The coefficients of the polynomial $$(1+x)(1+x^2)(1+x^3)\cdots(1+x^n)$$ are unimodal. This innocuous-looking fact is surprisingly hard to prove, and perhaps the most elegant proof uses the representation theory of semisimple Lie algebras. See Stanley's survey for further details and related examples.

A famous example is the proof of the "Hard Lefschetz theorem" via finite-dimensional representations of $\mathfrak{sl}_2$. For example (http://relaunch.hcm.uni-bonn.de/fileadmin/perrin/chap10.pdf):

Example 10.4.5 Let $X$ be a compact Kähler manifold of complex dimension $n$ (say for example a compact projective variety).

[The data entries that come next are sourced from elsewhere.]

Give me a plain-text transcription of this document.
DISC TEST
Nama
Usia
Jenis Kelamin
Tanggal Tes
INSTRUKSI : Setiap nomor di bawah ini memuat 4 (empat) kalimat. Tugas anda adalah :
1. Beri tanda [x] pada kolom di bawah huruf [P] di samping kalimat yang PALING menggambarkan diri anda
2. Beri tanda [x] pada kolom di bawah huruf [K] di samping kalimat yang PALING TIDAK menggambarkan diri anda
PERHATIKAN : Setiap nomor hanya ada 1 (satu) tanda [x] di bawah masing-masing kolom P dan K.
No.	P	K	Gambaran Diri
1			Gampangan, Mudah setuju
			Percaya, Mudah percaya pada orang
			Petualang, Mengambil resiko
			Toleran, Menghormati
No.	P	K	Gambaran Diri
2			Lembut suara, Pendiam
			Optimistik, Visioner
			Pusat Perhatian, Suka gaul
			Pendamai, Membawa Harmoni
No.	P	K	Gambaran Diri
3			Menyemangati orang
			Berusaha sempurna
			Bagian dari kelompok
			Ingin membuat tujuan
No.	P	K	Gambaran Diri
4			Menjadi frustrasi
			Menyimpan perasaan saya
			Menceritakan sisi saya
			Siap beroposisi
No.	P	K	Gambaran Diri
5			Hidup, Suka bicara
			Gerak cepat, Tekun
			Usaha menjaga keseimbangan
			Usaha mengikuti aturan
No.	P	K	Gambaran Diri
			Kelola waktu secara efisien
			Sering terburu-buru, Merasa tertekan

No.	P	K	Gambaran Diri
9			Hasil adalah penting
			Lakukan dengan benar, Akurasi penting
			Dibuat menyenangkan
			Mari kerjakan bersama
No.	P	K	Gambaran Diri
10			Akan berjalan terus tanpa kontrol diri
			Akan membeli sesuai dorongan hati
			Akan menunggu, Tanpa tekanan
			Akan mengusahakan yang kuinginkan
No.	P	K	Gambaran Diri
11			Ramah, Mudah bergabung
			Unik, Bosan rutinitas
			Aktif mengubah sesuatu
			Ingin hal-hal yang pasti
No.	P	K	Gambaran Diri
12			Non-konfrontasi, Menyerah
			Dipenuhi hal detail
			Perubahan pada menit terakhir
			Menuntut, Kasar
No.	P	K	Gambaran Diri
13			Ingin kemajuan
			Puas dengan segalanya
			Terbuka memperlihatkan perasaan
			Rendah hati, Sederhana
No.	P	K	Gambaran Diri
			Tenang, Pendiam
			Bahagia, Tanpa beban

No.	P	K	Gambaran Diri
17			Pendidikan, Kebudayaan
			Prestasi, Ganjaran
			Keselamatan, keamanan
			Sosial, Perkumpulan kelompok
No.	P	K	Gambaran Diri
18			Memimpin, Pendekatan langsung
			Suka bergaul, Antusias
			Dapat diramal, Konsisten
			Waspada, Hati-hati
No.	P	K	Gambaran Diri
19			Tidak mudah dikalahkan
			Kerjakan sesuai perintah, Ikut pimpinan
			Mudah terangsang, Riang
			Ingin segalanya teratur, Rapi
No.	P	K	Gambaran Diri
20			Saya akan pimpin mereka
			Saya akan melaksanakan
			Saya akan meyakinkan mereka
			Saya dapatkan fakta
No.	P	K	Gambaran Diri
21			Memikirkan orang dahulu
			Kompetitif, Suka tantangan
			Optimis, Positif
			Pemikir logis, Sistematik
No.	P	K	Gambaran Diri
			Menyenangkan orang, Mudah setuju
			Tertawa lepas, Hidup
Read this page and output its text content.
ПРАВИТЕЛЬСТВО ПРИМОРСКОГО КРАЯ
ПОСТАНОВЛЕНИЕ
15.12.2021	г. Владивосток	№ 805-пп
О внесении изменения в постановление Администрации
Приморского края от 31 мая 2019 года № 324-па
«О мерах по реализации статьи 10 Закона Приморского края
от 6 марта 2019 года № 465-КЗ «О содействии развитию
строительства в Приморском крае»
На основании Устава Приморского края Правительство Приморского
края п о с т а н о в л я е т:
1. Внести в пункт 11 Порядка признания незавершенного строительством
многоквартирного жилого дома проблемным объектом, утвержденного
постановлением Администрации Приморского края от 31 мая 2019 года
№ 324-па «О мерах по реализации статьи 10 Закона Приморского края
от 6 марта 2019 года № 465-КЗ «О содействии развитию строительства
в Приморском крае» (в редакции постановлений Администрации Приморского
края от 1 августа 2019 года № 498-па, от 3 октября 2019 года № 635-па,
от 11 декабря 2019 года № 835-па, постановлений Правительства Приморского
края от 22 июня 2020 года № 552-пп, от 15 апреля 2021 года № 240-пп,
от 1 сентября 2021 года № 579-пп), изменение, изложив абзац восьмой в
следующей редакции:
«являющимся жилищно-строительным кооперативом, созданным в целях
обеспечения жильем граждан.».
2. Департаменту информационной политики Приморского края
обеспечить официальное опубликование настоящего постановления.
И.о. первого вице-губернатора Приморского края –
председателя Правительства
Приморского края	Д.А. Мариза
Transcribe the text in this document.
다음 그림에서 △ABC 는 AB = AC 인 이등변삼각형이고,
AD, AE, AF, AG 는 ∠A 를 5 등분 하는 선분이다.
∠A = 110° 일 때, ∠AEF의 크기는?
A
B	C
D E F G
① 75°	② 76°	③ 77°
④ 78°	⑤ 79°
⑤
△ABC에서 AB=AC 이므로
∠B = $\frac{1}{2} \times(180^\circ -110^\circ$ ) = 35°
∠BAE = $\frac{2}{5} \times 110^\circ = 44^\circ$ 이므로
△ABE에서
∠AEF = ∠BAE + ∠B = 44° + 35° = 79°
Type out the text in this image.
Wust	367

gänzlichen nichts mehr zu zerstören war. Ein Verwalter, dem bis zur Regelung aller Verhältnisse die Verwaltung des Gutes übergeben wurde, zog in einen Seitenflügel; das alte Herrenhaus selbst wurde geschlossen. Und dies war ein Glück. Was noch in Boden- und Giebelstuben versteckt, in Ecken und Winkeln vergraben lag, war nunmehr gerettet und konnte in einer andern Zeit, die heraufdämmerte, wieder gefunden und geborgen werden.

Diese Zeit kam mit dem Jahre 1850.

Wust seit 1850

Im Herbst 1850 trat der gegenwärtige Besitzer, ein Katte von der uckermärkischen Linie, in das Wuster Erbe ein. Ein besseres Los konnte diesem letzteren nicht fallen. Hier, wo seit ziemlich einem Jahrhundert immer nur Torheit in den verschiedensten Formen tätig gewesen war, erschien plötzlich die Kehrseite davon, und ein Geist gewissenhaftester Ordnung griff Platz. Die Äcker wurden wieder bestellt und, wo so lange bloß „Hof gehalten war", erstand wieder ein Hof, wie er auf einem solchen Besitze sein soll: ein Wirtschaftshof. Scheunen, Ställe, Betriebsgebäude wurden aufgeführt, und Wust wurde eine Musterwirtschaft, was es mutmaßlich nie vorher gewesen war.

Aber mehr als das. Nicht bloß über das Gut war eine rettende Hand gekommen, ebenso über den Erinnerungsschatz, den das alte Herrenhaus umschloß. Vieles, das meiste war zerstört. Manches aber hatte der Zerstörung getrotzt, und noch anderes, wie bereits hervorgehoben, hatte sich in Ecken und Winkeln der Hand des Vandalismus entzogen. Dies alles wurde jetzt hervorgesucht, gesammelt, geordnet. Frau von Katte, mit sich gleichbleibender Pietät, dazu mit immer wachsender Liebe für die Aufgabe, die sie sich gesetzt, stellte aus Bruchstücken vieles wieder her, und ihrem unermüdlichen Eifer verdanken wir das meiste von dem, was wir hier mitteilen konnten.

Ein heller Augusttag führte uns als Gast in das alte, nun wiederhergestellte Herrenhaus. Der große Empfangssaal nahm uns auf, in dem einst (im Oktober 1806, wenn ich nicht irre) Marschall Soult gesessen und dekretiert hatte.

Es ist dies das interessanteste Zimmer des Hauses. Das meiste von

Then Hodge theory defines endomorphisms $L$ and $\Lambda$ on $H^*(X,{\mathbb C})$. Set $X = L$ and $Y = \Lambda$ and $H(v) = (n-p)v$ for $v \in H_p(X,{\mathbb C})$. Then one can prove that this defines a $\mathfrak{sl}_2$-representation structure on $H^*(X,{\mathbb C})$. Then Corollary 10.4.4 (ii) for $V = H^*(X,{\mathbb C})$ is called the Hard Lefschetz Theorem. Of course the difficulty here is to construct the endomorphisms $L$ and $\Lambda$ and prove that they satisfy the correct commuting relations.

Let $\Gamma$ be an arbitrary group, and $(V, \rho), (V', \rho')$ two semisimple finite-dimensional linear representations of $\Gamma$ over a field $k$ of characteristic 0. The tensor product representation $V \otimes V'$ is typically not irreducible when $\rho$ and $\rho'$, but is it at least semisimple? Note that there are no "finiteness" hypotheses on $\Gamma$ at all.

The affirmative answer is a classic result due to Chevalley, the statement of which does not mention Lie theory at all, but the only known proof (as far as I'm aware) goes through applying the structure theory of linear algebraic groups to the (possibly disconnected) Zariski closure of $\Gamma$ in ${\rm{GL}}(V)$ and ${\rm{GL}}(V')$ to ultimately reduce to the semisimplicity of finite-dimensional representations of semisimple Lie algebras (i.e., those with vanishing radical) in characteristic 0.

The proof is not short (if one is not familiar with the structure theory of linear algebraic groups), but it is very elegant and more importantly (for the question posed) it really does use Lie theory in an essential way (but Lie algebras, not Lie groups).